Nel guidato ho l’istinto di direzionarla come un vero motard con busto alto, piede giù e braccia a comandare il tutto. Sia chiaro, la classica guida corpo fuori impuntato su pedane e manubrio è possibile ma nello stretto soprattutto lo stile da supermoto mi permette di cambiare direzione in modo più rapido.

Ogni volta che apro il gas l’Hyper si proietta in avanti e punta in alto la ruota. Il desmo spinge quei 95 cv e non si fa domande. Lo sapevo che quel tipo a scuola si divertiva tornando a casa. C’è una doppia a sinistra che mi piace, è leggermente in salita e l’asfalto è buono. Dopo averla percorsa per qualche volta provo a cercare il limite, arrivando molto veloce e frenando all’ultimo, facendo ballare il posteriore come quelli bravi. Se nel cittadino la frizione a secco mi porta ad appoggiare la marcia prima di rilasciarla completamente durante nella guida più sportiva il funzionamento è immediato ed il cambio ritrova quella fluidità che sembra perdere fra i semafori. Freno forte di nuovo, scalo due marce ed entro. Tendo a scivolare su queste pedane però mi sostengo tanto col lavoro di gambe e braccia, piegando all’inverosimile fino al centro curva, punto dove l’Hyper sembra quasi chiudere la traiettoria con la gomma davanti. Ci si deve fare il callo, lì si arriva buttando fuori l’aria ed all’inizio potrebbe causare qualche principio d’infarto. In uscita meglio comunque restare sopra i 3 mila giri, sotto questo limite il bicilindrico saltella ed ha qualche incertezza di erogazione, seppur migliorata in questa versione a candela singola.

I numeri arabi parlano di 1460 mm di interasse e 24° di inclinazione del cannotto di sterzo, 845 mm di altezza sella e 172 kg di peso. Ovvero l’altezza e l’agilità di un motard abbinata alle quote corte e stabili di una sportiva. Sono le sensazioni che arrivano alla mia amigdala mentre ci sono sopra. Ducati ha fatto centro di nuovo.

Continuo a passare davanti ad Andrea con la faccia da ebete ma capisco da alcuni suoi cenni che è pronto a scattare. Mi fermo, scendo e mi tremano le gambe. Qualche foto e poi facciamo le ultime considerazioni prima di renderla a me Massimiliano.

In conclusione

Rientra per me fra le moto d’eccellenza. Rispetta la regola aurea delle moto da strada e sprigiona originalità da ogni angolatura. Dopo averla guidata riesce a lasciarti addosso un’euforia in stile Kool & The Gang e nel misto rilascia una quantità di soddisfazione paragonabile ad un figlio con un’ottima pagella. Mi piace. E’ stata un perfetto soggetto per i miei sogni di ragazzino appassionato di due ruote ed oggi, riuscendo a possederla, a quelle immagini nella mia testa ho potuto dare tridimensionalità e sapore. 

La comprerei? Si. La guardo ferma su quel cavalletto ed ho la netta sensazione che mi stia chiedendo di guidarla di nuovo. La capisco, sembra soffrire quando è ferma ed anche io non sto benissimo, vorrei fare un altro ballo. Mi lascia addosso un vuoto perchè nel misto guidato, lento o veloce che sia, risponde perfettamente agli input che riceve, riuscendo ad essere sempre lì dove la si vorrebbe mentre sul rettilineo si mantiene stabile anche quando si supera la velocità di codice. 

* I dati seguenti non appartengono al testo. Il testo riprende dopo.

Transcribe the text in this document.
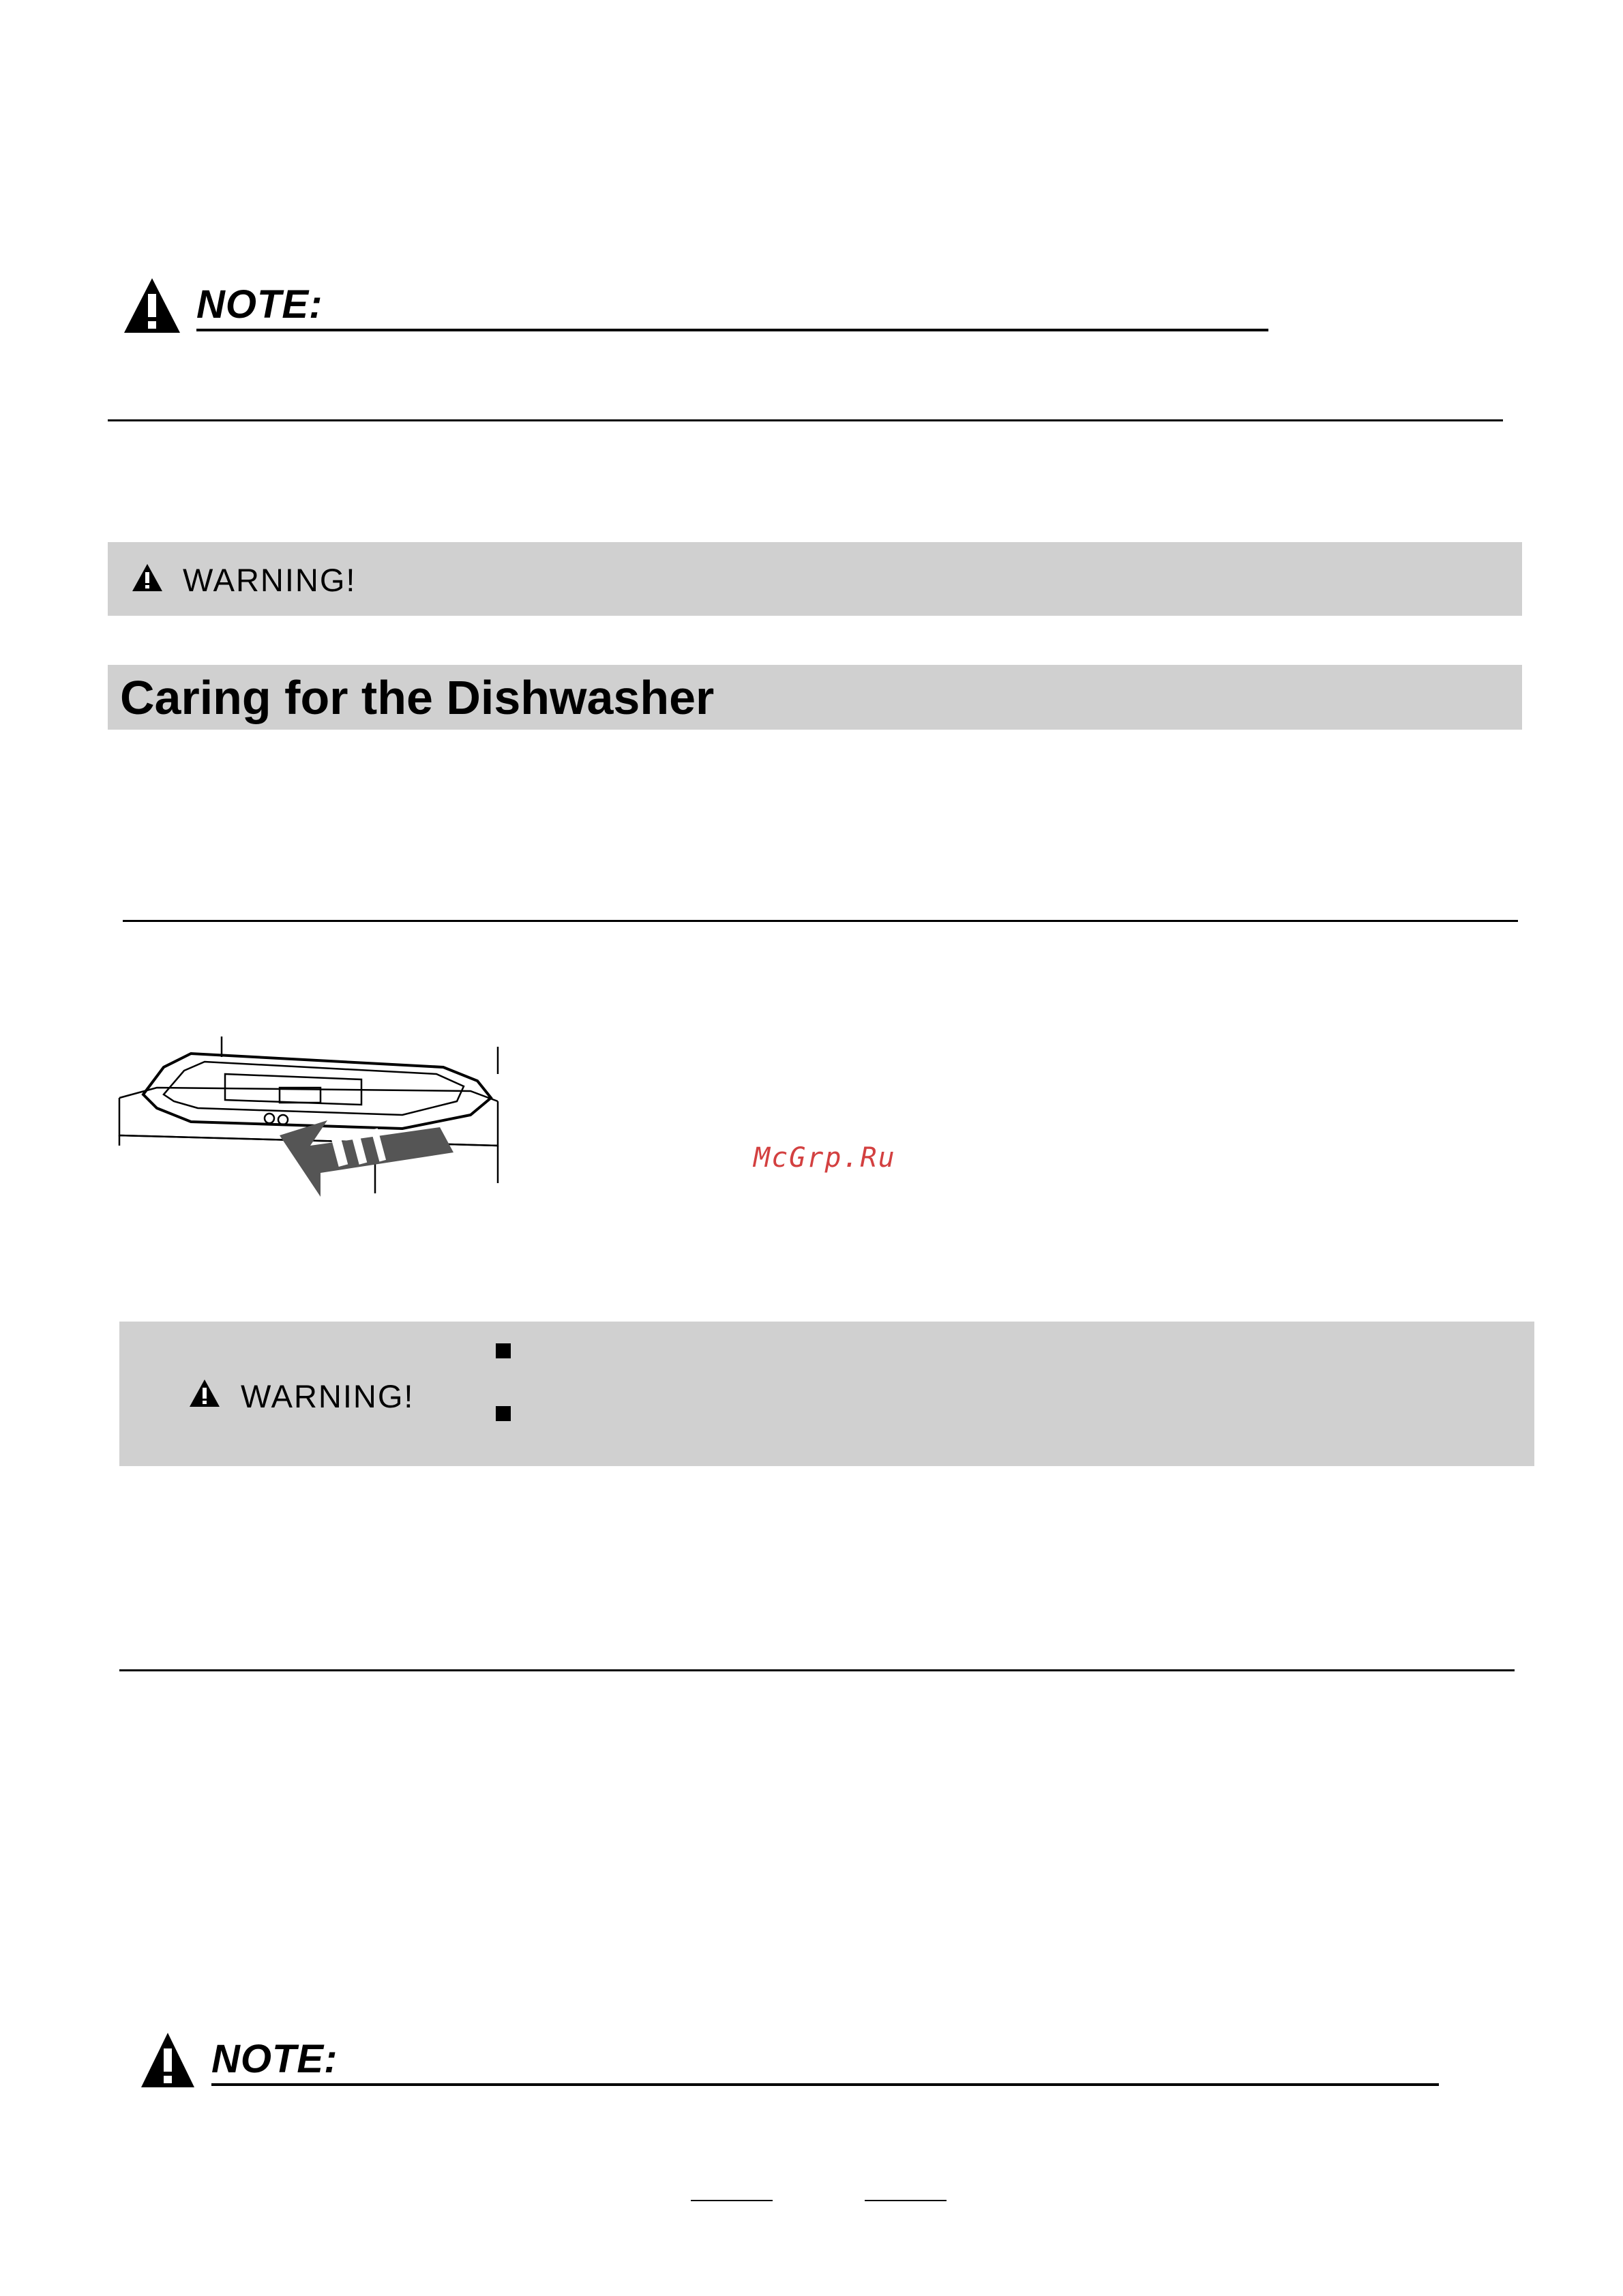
NOTE:
WARNING!
Caring for the Dishwasher
McGrp.Ru
WARNING!
NOTE:
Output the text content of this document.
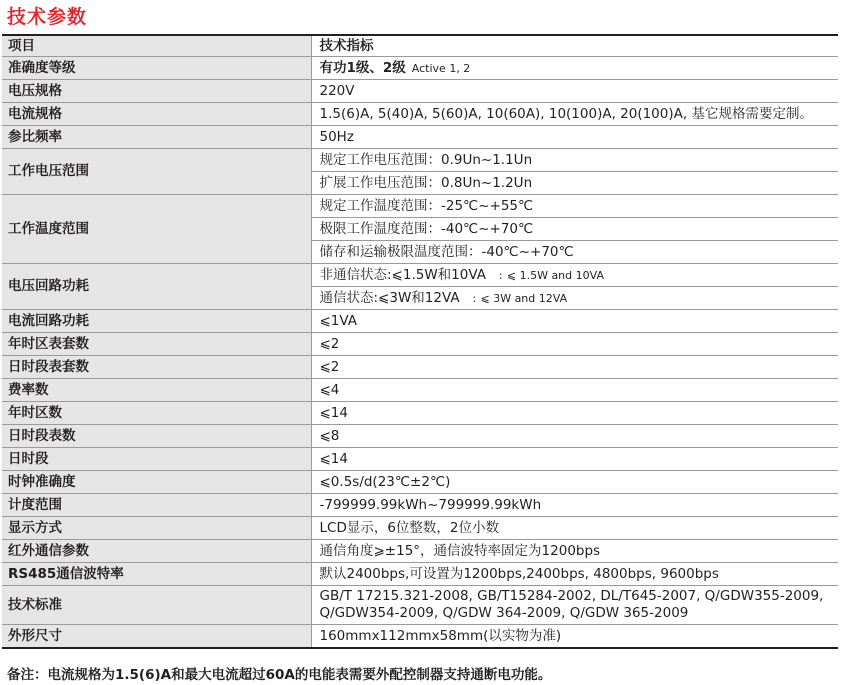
技术参数
项目	技术指标
准确度等级	有功1级、2级 Active 1, 2
电压规格	220V
电流规格	1.5(6)A, 5(40)A, 5(60)A, 10(60A), 10(100)A, 20(100)A, 基它规格需要定制。
参比频率	50Hz
工作电压范围	规定工作电压范围：0.9Un~1.1Un
	扩展工作电压范围：0.8Un~1.2Un
工作温度范围	规定工作温度范围：-25℃~+55℃
	极限工作温度范围：-40℃~+70℃
	储存和运输极限温度范围：-40℃~+70℃
电压回路功耗	非通信状态:⩽1.5W和10VA : ⩽ 1.5W and 10VA
	通信状态:⩽3W和12VA : ⩽ 3W and 12VA
电流回路功耗	⩽1VA
年时区表套数	⩽2
日时段表套数	⩽2
费率数	⩽4
年时区数	⩽14
日时段表数	⩽8
日时段	⩽14
时钟准确度	⩽0.5s/d(23℃±2℃)
计度范围	-799999.99kWh~799999.99kWh
显示方式	LCD显示，6位整数，2位小数
红外通信参数	通信角度⩾±15°，通信波特率固定为1200bps
RS485通信波特率	默认2400bps,可设置为1200bps,2400bps, 4800bps, 9600bps
技术标准	GB/T 17215.321-2008, GB/T15284-2002, DL/T645-2007, Q/GDW355-2009,
Q/GDW354-2009, Q/GDW 364-2009, Q/GDW 365-2009

外形尺寸	160mmx112mmx58mm(以实物为准)
备注：电流规格为1.5(6)A和最大电流超过60A的电能表需要外配控制器支持通断电功能。
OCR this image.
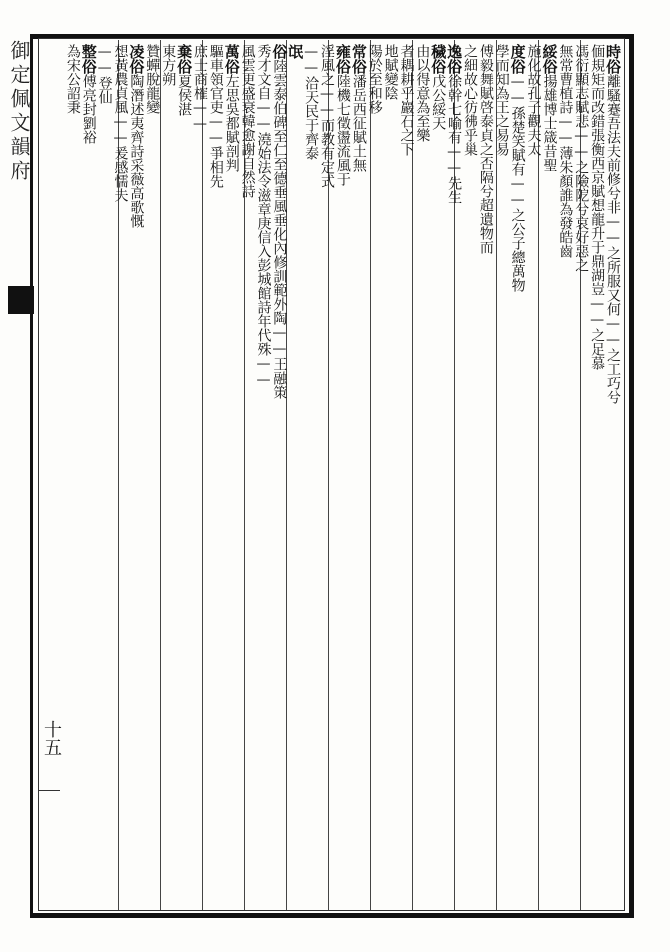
御定佩文韻府
十五
時俗離騷蹇吾法夫前修兮非——之所服又何——之工巧兮
偭規矩而改錯張衡西京賦想龍升于鼎湖豈——之足慕
馮衍顯志賦悲——之險阸兮哀好惡之
無常曹植詩——薄朱顏誰為發皓齒
綏俗揚雄博士箴昔聖
施化故孔子觀夫太
度俗——孫楚笑賦有——之公子總萬物
學而知為王之易易
傅毅舞賦啓泰貞之否隔兮超遺物而
之細故心彷彿乎巢
逸俗徐幹七喻有——先生
穢俗戊公綏天
由以得意為至樂
者耦耕乎巖石之下
地賦變陰
陽於至和移
常俗潘岳西征賦土無
雍俗陸機七徵盪流風于
淫風之——而教有定式
——洽天民于齊泰
氓
俗陸雲泰伯碑至仁至德垂風垂化內修訓範外陶——王融策
秀才文自——澆始法令滋章庚信入彭城館詩年代殊——
風雲更盛衰韓愈謝自然詩
萬俗左思吳都賦剖判
驅車領官吏——爭相先
庶士商榷——
棄俗夏侯湛
東方朔
贊蟬脫龍變
凌俗陶潛述夷齊詩采薇高歌慨
想黃農貞風——爰感懦夫
——登仙
整俗傅亮封劉裕
為宋公詔秉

Sostiene ancora oggi la bandiera delle supermotard bicilindriche e si continua a vantare ogni weekend delle sue doti dinamiche nei piazzali dei più guidati passi di montagna. Ne vorreste una in garage?

Grazie Massi, per la fiducia e la disponibilità, provare la tua Hyper è stato un privilegio ed un divertimento. Goditela e guidatela ovunque tu possa, ve lo meritate.